12. The method of claim 1, wherein said video is a live streaming video and said respiratory signal is generated in real-time.

13. A system for processing image frames of a video of a subject for respiratory function analysis in a non-contact, remote sensing environment, the system comprising:

a memory and storage device; and

a processor in communication with a memory and storage device, said processor executing machine readable instructions for performing: receiving a video comprising a plurality of time-sequential image frames of at least a body region of a subject where a time-varying signal corresponding to a respiratory function can be registered by a video camera used to capture said video; processing pixels in said body region in a first batch of image frames to obtain a time-series signal; filtering said time-series signal using a first band-pass filter with a low and high cutoff frequency fL and fH, where fL and fH are at least a function of said subject's tidal breathing; analyzing said filtered time-series signal to identify a low and high cutoff frequency f′L and f′H, where fL<f′L and f′H<fH; and for each next successive batch of image frames: processing pixels in said body region in said next successive batch of image frames to obtain a next sequential time-series signal; filtering said next sequential time-series signal using a second band-pass filter with said low and high cutoff frequencies f′L and f′H; and processing said filtered next sequential time-series signal to obtain a respiratory signal for said subject.

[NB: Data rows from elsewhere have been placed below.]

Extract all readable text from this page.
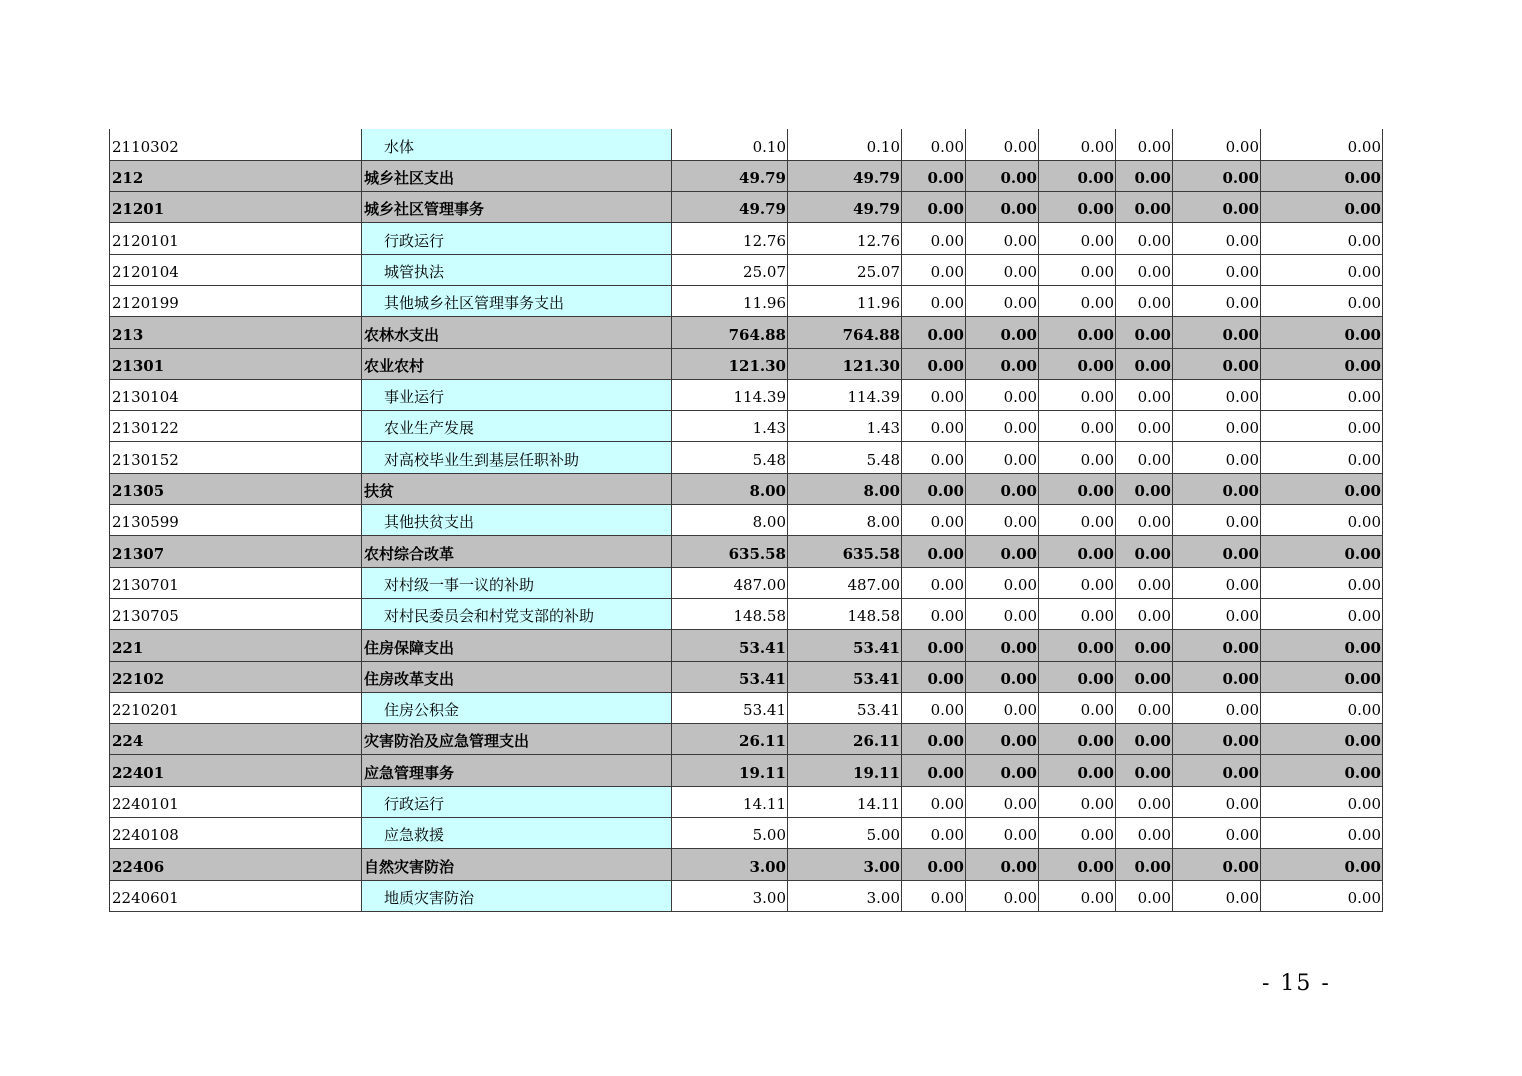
2110302	水体	0.10	0.10	0.00	0.00	0.00	0.00	0.00	0.00
212	城乡社区支出	49.79	49.79	0.00	0.00	0.00	0.00	0.00	0.00
21201	城乡社区管理事务	49.79	49.79	0.00	0.00	0.00	0.00	0.00	0.00
2120101	行政运行	12.76	12.76	0.00	0.00	0.00	0.00	0.00	0.00
2120104	城管执法	25.07	25.07	0.00	0.00	0.00	0.00	0.00	0.00
2120199	其他城乡社区管理事务支出	11.96	11.96	0.00	0.00	0.00	0.00	0.00	0.00
213	农林水支出	764.88	764.88	0.00	0.00	0.00	0.00	0.00	0.00
21301	农业农村	121.30	121.30	0.00	0.00	0.00	0.00	0.00	0.00
2130104	事业运行	114.39	114.39	0.00	0.00	0.00	0.00	0.00	0.00
2130122	农业生产发展	1.43	1.43	0.00	0.00	0.00	0.00	0.00	0.00
2130152	对高校毕业生到基层任职补助	5.48	5.48	0.00	0.00	0.00	0.00	0.00	0.00
21305	扶贫	8.00	8.00	0.00	0.00	0.00	0.00	0.00	0.00
2130599	其他扶贫支出	8.00	8.00	0.00	0.00	0.00	0.00	0.00	0.00
21307	农村综合改革	635.58	635.58	0.00	0.00	0.00	0.00	0.00	0.00
2130701	对村级一事一议的补助	487.00	487.00	0.00	0.00	0.00	0.00	0.00	0.00
2130705	对村民委员会和村党支部的补助	148.58	148.58	0.00	0.00	0.00	0.00	0.00	0.00
221	住房保障支出	53.41	53.41	0.00	0.00	0.00	0.00	0.00	0.00
22102	住房改革支出	53.41	53.41	0.00	0.00	0.00	0.00	0.00	0.00
2210201	住房公积金	53.41	53.41	0.00	0.00	0.00	0.00	0.00	0.00
224	灾害防治及应急管理支出	26.11	26.11	0.00	0.00	0.00	0.00	0.00	0.00
22401	应急管理事务	19.11	19.11	0.00	0.00	0.00	0.00	0.00	0.00
2240101	行政运行	14.11	14.11	0.00	0.00	0.00	0.00	0.00	0.00
2240108	应急救援	5.00	5.00	0.00	0.00	0.00	0.00	0.00	0.00
22406	自然灾害防治	3.00	3.00	0.00	0.00	0.00	0.00	0.00	0.00
2240601	地质灾害防治	3.00	3.00	0.00	0.00	0.00	0.00	0.00	0.00
- 15 -
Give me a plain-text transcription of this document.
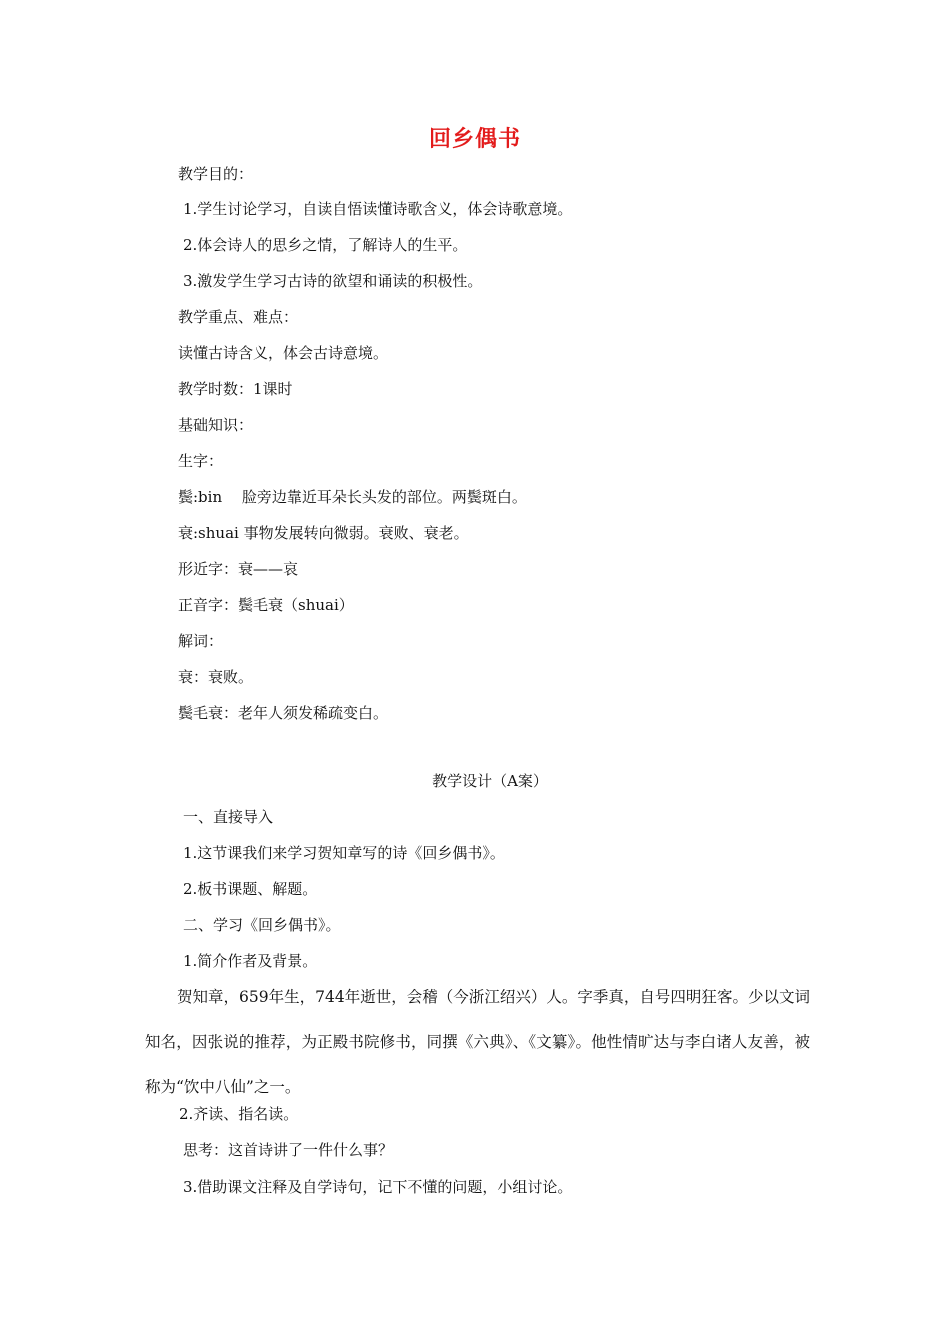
回乡偶书
教学目的：
1.学生讨论学习，自读自悟读懂诗歌含义，体会诗歌意境。
2.体会诗人的思乡之情，了解诗人的生平。
3.激发学生学习古诗的欲望和诵读的积极性。
教学重点、难点：
读懂古诗含义，体会古诗意境。
教学时数：1课时
基础知识：
生字：
鬓:bin　 脸旁边靠近耳朵长头发的部位。两鬓斑白。
衰:shuai 事物发展转向微弱。衰败、衰老。
形近字：衰——哀
正音字：鬓毛衰（shuai）
解词：
衰：衰败。
鬓毛衰：老年人须发稀疏变白。
教学设计（A案）
一、直接导入
1.这节课我们来学习贺知章写的诗《回乡偶书》。
2.板书课题、解题。
二、学习《回乡偶书》。
1.简介作者及背景。
贺知章，659年生，744年逝世，会稽（今浙江绍兴）人。字季真，自号四明狂客。少以文词知名，因张说的推荐，为正殿书院修书，同撰《六典》、《文纂》。他性情旷达与李白诸人友善，被称为“饮中八仙”之一。
2.齐读、指名读。
思考：这首诗讲了一件什么事？
3.借助课文注释及自学诗句，记下不懂的问题，小组讨论。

14. The system of claim 13, wherein said video images comprise any combination of: monochrome images, color images, infrared (IR) images, multispectral images, and hyperspectral video images.

15. The system of claim 13, wherein said low and high cutoff frequencies are a function of any of: said subject's respiratory health, and said subject's age.

16. The system of claim 13, wherein a size of a batch of video frames is at least 3 breathing cycles of said subject.

17. The system of claim 13, wherein said body region is any of: an anterior thoracic region of said subject, a side view of said thoracic region, and a back region of said subject's dorsal body.

18. The system of claim 13, wherein processing pixels further comprises isolating pixels in said image frames associated with said subject's body region using any of: pixel classification, object identification, thoracic region recognition, color, texture, spatial features, spectral information, pattern recognition, and a user input.

19. The system of claim 13, further comprising, in advance of filtering, detrending said time-series signal to remove low frequency variations and non-stationary components.

20. The system of claim 13, wherein processing said filtered time-series signal to obtain said respiratory signal comprises any of:

performing a non-parametric spectral density estimation on said filtered signal;

performing a parametric spectral density estimation on said filtered signal; and

performing automatic peak detection on said filtered signal.

21. The system of claim 13, wherein said first and second band-pass filters are the same.

22. The system of claim 13, further comprising analyzing said respiratory signal to determine any of: breathing pattern, and respiration rate.

23. The system of claim 13, further comprising using said respiratory signal to determine a condition related to any of: Sudden Infant Death Syndrome, respiratory distress, respiratory failure, apnea, and pulmonary disease.

24. The system of claim 13, wherein said video is a live streaming video and said respiratory signal is generated in real-time.